Анарх также не индивидуалист. Он не хочет выставлять себя ни «великим человеком», ни вольнодумцем. Своего масштаба ему достаточно; свобода для него — не цель; она — его собственность. Он не будет становиться чьим-то врагом или реформатором: с ним легко найти общий язык и в хижине, и во дворце. Жизнь слишком коротка и слишком прекрасна, чтобы жертвовать ею ради какой бы то ни было идеи, хотя заражения идеализмом не всегда можно избежать. Но — шляпу долой перед мучениками.
Труднее отграничить анарха от солипсиста, который считает весь мир продуктом своего сознания. Этот продукт, хотя философы обращаются с ним как с пасынком, вообще-то весьма устойчив, о чем свидетельствуют хотя бы сновидения. Мир как дом, включая каркас дома, является нашим представлением, мир как пышно цветущий сад — нашей сновидческой мечтой.
Разумеется, солипсист — как все анархисты и как самый радикальный из них — попадается в собственную ловушку, поскольку приписывает себе самовластие, ответственность за которое ему не по плечу.
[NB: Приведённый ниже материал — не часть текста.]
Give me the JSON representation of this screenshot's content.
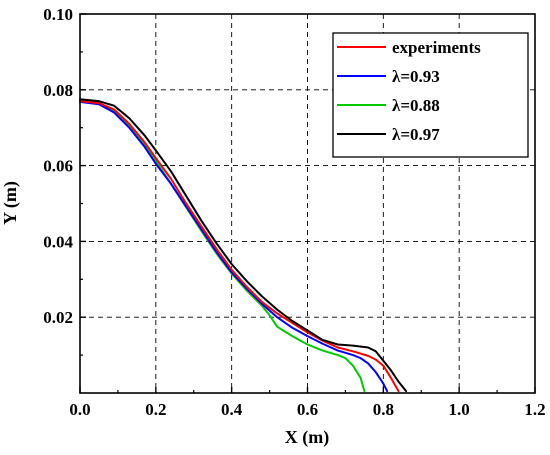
{
  "chart_data": {
    "type": "line",
    "title": "",
    "xlabel": "X (m)",
    "ylabel": "Y (m)",
    "xlim": [
      0.0,
      1.2
    ],
    "ylim": [
      0.0,
      0.1
    ],
    "x_ticks": [
      "0.0",
      "0.2",
      "0.4",
      "0.6",
      "0.8",
      "1.0",
      "1.2"
    ],
    "y_ticks": [
      "0.02",
      "0.04",
      "0.06",
      "0.08",
      "0.10"
    ],
    "grid": "dashed",
    "legend_position": "top-right",
    "series": [
      {
        "name": "experiments",
        "color": "#ff0000",
        "x": [
          0.0,
          0.05,
          0.09,
          0.13,
          0.17,
          0.2,
          0.24,
          0.28,
          0.32,
          0.36,
          0.4,
          0.44,
          0.48,
          0.52,
          0.56,
          0.6,
          0.64,
          0.68,
          0.72,
          0.76,
          0.78,
          0.8,
          0.82,
          0.84
        ],
        "y": [
          0.077,
          0.0765,
          0.0748,
          0.071,
          0.0662,
          0.062,
          0.0565,
          0.05,
          0.044,
          0.038,
          0.0325,
          0.028,
          0.024,
          0.021,
          0.0185,
          0.016,
          0.0138,
          0.012,
          0.011,
          0.0098,
          0.0088,
          0.0072,
          0.004,
          0.0005
        ]
      },
      {
        "name": "λ=0.93",
        "color": "#0000ff",
        "x": [
          0.0,
          0.05,
          0.09,
          0.13,
          0.17,
          0.2,
          0.24,
          0.28,
          0.32,
          0.36,
          0.4,
          0.44,
          0.48,
          0.52,
          0.56,
          0.6,
          0.64,
          0.68,
          0.72,
          0.74,
          0.76,
          0.78,
          0.8,
          0.81
        ],
        "y": [
          0.0768,
          0.0762,
          0.074,
          0.07,
          0.065,
          0.0605,
          0.0552,
          0.0492,
          0.0432,
          0.0372,
          0.0318,
          0.0275,
          0.0235,
          0.02,
          0.0172,
          0.015,
          0.013,
          0.0112,
          0.01,
          0.0092,
          0.0078,
          0.0055,
          0.0025,
          0.0005
        ]
      },
      {
        "name": "λ=0.88",
        "color": "#00cc00",
        "x": [
          0.0,
          0.05,
          0.09,
          0.13,
          0.17,
          0.2,
          0.24,
          0.28,
          0.32,
          0.36,
          0.4,
          0.44,
          0.48,
          0.5,
          0.52,
          0.56,
          0.6,
          0.64,
          0.68,
          0.7,
          0.72,
          0.74,
          0.75
        ],
        "y": [
          0.0772,
          0.0765,
          0.0745,
          0.0705,
          0.0655,
          0.0612,
          0.0552,
          0.049,
          0.0428,
          0.0368,
          0.0315,
          0.027,
          0.023,
          0.0205,
          0.0175,
          0.015,
          0.0128,
          0.0112,
          0.01,
          0.0092,
          0.0072,
          0.004,
          0.0005
        ]
      },
      {
        "name": "λ=0.97",
        "color": "#000000",
        "x": [
          0.0,
          0.05,
          0.09,
          0.13,
          0.17,
          0.2,
          0.24,
          0.28,
          0.32,
          0.36,
          0.4,
          0.44,
          0.48,
          0.52,
          0.56,
          0.6,
          0.64,
          0.68,
          0.72,
          0.76,
          0.78,
          0.8,
          0.82,
          0.84,
          0.86
        ],
        "y": [
          0.0775,
          0.077,
          0.0758,
          0.0725,
          0.068,
          0.064,
          0.0585,
          0.052,
          0.0455,
          0.0395,
          0.034,
          0.0295,
          0.0255,
          0.022,
          0.019,
          0.0165,
          0.014,
          0.0128,
          0.0125,
          0.012,
          0.011,
          0.0085,
          0.006,
          0.003,
          0.0005
        ]
      }
    ]
  }
}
Коль скоро он, Единственный, изобрел общество, вина за несовершенство общества лежит исключительно на нем, и если в результате он терпит крушение, то в мифологическом плане это объясняется его бессилием как поэта, а в логическом — ошибками его мышления.
Анарх по праву рождения и наследования может быть предназначен для господства; это — всего лишь одна роль среди прочих, какими он должен мастерски владеть. Власть — подневольный труд, прежде всего для ее носителя: какой-нибудь Людовик XIV живет в золотой клетке и располагает меньшей свободой, чем последний из его конюхов. В своей истории русской кампании Толстой справедливо говорит, что среди всех тогдашних актеров Наполеон менее всего обладал свободой.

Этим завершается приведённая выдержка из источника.